Here I provide simple R code to generate the most common univariate data summaries. Note the steps:

Load packages. See the section loading data from chapter three.
Load data. See the section on packages from chapter one.
Format data. See the chapter four for more info.
- Here I removed all NA data before analyzing. If you do not remove NA data before summarizing, be sure to include na.rm=TRUE. e.g. mean(x, na.rm = TRUE).
Visualize data. See the section on visualizing a continuous variable from chapter two, and the sections on summarizing shape, and summarizing variability, from this chapter.
Summarize data
- Appropriate summaries depend on the shape of the data. Here I present all standard summaries of the “average” and the variability, but note that the left skew makes these somewhat difficult to interpret.

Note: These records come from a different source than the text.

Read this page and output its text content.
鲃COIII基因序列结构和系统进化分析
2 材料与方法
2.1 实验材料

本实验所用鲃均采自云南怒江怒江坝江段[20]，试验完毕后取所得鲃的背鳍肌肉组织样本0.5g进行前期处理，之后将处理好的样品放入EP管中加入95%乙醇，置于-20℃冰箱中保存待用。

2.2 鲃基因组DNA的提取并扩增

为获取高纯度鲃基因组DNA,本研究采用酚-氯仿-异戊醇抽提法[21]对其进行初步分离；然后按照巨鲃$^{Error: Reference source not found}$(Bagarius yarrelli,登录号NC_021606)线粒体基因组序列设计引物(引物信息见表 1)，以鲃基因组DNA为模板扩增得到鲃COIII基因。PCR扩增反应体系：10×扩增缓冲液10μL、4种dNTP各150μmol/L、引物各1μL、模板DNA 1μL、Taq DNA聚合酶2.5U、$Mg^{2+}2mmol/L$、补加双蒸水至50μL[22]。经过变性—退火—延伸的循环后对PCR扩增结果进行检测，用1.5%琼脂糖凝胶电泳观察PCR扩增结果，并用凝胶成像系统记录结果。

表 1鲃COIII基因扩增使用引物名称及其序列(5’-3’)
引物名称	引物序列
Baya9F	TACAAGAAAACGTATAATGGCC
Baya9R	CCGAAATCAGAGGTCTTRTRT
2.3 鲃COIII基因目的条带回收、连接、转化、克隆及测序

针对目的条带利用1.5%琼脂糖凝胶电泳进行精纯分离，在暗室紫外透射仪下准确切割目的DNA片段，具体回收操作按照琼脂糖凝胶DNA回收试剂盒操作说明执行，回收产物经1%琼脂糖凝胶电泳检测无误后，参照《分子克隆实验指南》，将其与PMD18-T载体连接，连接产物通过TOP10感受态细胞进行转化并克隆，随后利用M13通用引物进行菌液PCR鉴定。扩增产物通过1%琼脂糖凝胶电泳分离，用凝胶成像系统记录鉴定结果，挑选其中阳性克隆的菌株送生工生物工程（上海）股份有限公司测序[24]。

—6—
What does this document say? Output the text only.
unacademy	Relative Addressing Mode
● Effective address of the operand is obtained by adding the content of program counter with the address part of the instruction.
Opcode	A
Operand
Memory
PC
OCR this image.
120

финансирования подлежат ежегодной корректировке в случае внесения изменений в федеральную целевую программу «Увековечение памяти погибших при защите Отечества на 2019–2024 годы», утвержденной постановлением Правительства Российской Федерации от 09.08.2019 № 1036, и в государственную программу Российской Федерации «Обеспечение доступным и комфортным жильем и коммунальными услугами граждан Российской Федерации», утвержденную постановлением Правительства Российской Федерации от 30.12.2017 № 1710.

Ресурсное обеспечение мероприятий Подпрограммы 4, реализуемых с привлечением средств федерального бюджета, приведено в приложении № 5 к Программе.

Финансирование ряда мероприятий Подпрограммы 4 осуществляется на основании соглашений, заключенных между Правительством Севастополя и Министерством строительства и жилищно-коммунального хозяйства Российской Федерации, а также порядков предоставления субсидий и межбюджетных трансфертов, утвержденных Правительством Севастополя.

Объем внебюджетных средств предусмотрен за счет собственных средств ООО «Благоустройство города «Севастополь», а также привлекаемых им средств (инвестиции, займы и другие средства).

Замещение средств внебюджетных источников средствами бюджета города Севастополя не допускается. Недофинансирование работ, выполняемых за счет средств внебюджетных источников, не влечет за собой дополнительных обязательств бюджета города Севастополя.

###--------------------------
### Load Packages
library(dplyr)
library(readr)
library(ggplot2)


###--------------------------
### Load data
ril_link <- "https://raw.githubusercontent.com/ybrandvain/datasets/refs/heads/master/clarkia_rils.csv"
ril_data <- readr::read_csv(ril_link)

###--------------------------
### Format data
gc_visits <- ril_data            |> 
  select(location, mean_visits)  |>   # Focus on two columns of interest
  rename(visits = mean_visits)   |>   # "mean visits" confuses me because it was mean per plant, so let's call it visits
  filter(location == "GC",            # let's focus on plants at GC 
         !is.na(visits))                  # with non-na-visits

###--------------------------
### Visualize before you summarize
# Boxplot
ggplot(gc_visits, aes(x = location, y = visits))+
  geom_boxplot()

# histogram
ggplot(gc_visits, aes(x = visits))+
  geom_histogram(binwidth = 0.15, color = "white")

# The plots show highly right skewed data - most plants 
#   receive zero or few visits, some receive many
# I will continue with the standard run of summaries, 
#   but note, some are less appropriate for this shape

###--------------------------
### Data summaries

## Summarizing center
gc_visits |>
  summarise(mean_visits   = mean(visits),                # Mean
            median_visits = median(visits))              # Median

## Summarizing variability
gc_visits |>
  summarise(iqr_visits    = IQR(visits),                 # Interquartile range
            sd_visits     = sd(visits),                  # Standard deviation
            var_visits    = var(visits),                 # Variance
            coef_var_visits = sd(visits) / mean(visits)) # Coefficient of variation

Summarizing the average pollinator visits at GC
mean_visits	mode_visits	median_visits
0.1163	0	0

Summarizing variability in pollinator visits at GC
iqr_visits	sd_visits	var_visits	coef_var_visits
0	0.3055	0.0933	2.6269